O último artigo foi dedicado ao tema “Como tem evoluído a abordagem da figura humana nas artes visuais?” e verificámos que, neste âmbito, o corpo da mulher tem sido o principal tema ao longo da história de arte, pelo que este artigo é dedicado especificamente a este tópico.
Desde as primeiras figuras humanas, que remontam a várias dezenas de milhares de anos antes de Cristo, em particular a Vénus de Galgenberg e a Vénus de Willendorf, até à atualidade, a mulher tem-se mantido como principal objeto de inspiração artística.
Mesmo no Renascimento, embora o corpo do homem também comece a ser representado por alguns artistas, nomeadamente Leonardo Da Vinci, com o desenho “Homem virtuoso” (1490), e Miguel Ângelo, com a escultura “David” (1501-04), o corpo da mulher continuou a ser o principal objeto de inspiração artística, como foi o caso da escultura “Nascimento de Vénus”, de Sandro Botticelli (1485), em que a imagem da pureza e alguma vergonha feminina era evidente.
Dentro desta abordagem do corpo feminino, o tema “3 Graças” tem sido recorrente ao longo dos tempos. Da mitologia grega até à arte contemporânea estas três figuras personificam os ideais de beleza feminina correspondentes às diferentes épocas e artistas. Às “Graças”, consideradas deusas do amor, charme e fertilidade, era atribuído o poder de conferir aos artistas e poetas a habilidade para criar o belo. Nas primeiras representações plásticas, as Graças apareciam vestidas, mas mais tarde foram representadas como jovens nuas, de mãos dadas. Foi especialmente durante a Renascença que este tema se tornou recorrente na pintura, ocorrendo materializações a partir de obras anteriores. Foi o caso da pintura a óleo sobre cobre feita a partir da gravura de Agostino Carracci. Este tema foi também expresso por Rafael, por Rubens, por Delaunay, entre outros. Recentemente, em 2022, Pedro Cabrita Reis reinterpretou o tema “3 Graças”, através de 3 esculturas gigantes que foram expostas em Paris.

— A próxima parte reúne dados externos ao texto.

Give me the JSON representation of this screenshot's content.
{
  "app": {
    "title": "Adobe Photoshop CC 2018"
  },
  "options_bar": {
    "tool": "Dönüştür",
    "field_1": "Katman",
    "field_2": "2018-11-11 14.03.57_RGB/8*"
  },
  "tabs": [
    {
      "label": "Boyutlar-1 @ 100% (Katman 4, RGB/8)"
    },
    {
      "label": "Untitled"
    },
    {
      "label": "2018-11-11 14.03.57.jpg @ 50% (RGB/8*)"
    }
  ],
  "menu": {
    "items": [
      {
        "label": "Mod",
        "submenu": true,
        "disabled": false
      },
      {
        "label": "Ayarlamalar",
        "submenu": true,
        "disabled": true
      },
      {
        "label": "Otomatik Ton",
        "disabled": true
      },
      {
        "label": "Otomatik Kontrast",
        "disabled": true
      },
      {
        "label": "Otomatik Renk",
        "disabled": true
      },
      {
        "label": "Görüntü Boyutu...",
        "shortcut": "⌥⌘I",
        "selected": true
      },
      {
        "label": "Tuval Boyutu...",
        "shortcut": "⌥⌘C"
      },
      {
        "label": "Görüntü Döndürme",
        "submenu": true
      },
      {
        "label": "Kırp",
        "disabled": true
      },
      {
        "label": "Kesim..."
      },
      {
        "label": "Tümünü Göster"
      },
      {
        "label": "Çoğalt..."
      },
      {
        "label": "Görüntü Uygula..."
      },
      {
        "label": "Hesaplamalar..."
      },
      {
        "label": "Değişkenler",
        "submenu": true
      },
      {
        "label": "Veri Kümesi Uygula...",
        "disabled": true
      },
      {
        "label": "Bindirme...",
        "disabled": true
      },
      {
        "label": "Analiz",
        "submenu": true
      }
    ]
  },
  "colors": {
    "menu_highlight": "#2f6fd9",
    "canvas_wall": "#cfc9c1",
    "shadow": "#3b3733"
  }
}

Dentro do tema do corpo feminino têm ocorrido outras obras de artistas que se influenciaram ao longo do tempo. Por exemplo, a “Vênus de Urbino”, de Ticiano (1538), terá sido baseada na “Vênus Adormecida” (1510), de Giorgione, e é possivelmente a inspiração para “Olympia”, de Manet (1863).
Ao longo da história, o corpo da mulher tem sido representado como símbolo de pureza, mas também de desejo, com algum erotismo mais ou menos explicito, como é o caso da pintura “O almoço na relva”, de Edouard Monet (1863), em que aparecem dois homens vestidos a conversar e uma mulher despida a olhar para o espetador, como que a envolve-lo ou a desafiá-lo. Esta abordagem da mulher como objeto de desejo sexual tem-se mantido até aos nossos dias, como expressa a pintura “Vivienne Westwood”, de Juergen Teller (2013). Neste âmbito, uma pintura que também se pode destacar foi feita por François Boucher, em 1752, intitulada “Louise O’Murphy”. Conta a história que, ao ver este quadro, o Rei Luís XV, da França, se apaixonou pela modelo, uma garota de 14 anos, tendo esta sido sua amante.
A pintura “A Grande Odalisca”, de Jean-Auguste Ingres (1814) é outra obra recheada de evidente erotismo, sendo considerada um nu provocador.
Mas esta abordagem do corpo da mulher nas obras de arte tem vindo a ser objeto de alguma contestação. Nesse sentido, as Guerrilla Girls, que se definem como “Gorilas justiceiras no mundo da arte”, decidiram dar uma cabeça de macaco à Odalisca de Ingres, tendo produzido o trabalho intitulado “Do women have to be naked to get into the Met Museum?” (“As mulheres têm de estar nuas para entrar no Museu Met?”) (1989). Esta era uma referência ao Metropolitan Museum, em Nova York. Na altura, era referido que menos de 5% das obras expostas no museu eram de mulheres, enquanto 85% dos nus eram femininos.
Numa iniciativa com propósito semelhante ao das Guerrilla Girls, Hannah Wilke havia criticado a tradição do nu de mulheres na arte na sua série fotográfica “SOS Starification Object Series” (1974). As imagens representam o corpo feminino marcado por objetos, que funcionam como uma alegoria do peso do olhar para o corpo feminino exposto. O objetivo da artista foi demonstrar a dor da mulher por ser contemplada apenas como mero objeto de desejo.
Assim, o corpo da mulher tem inspirado diferentes artistas ao longo da história de arte, sendo distintas as abordagens usadas, desde um símbolo de pureza, beleza e fertilidade, até um mero objeto erótico.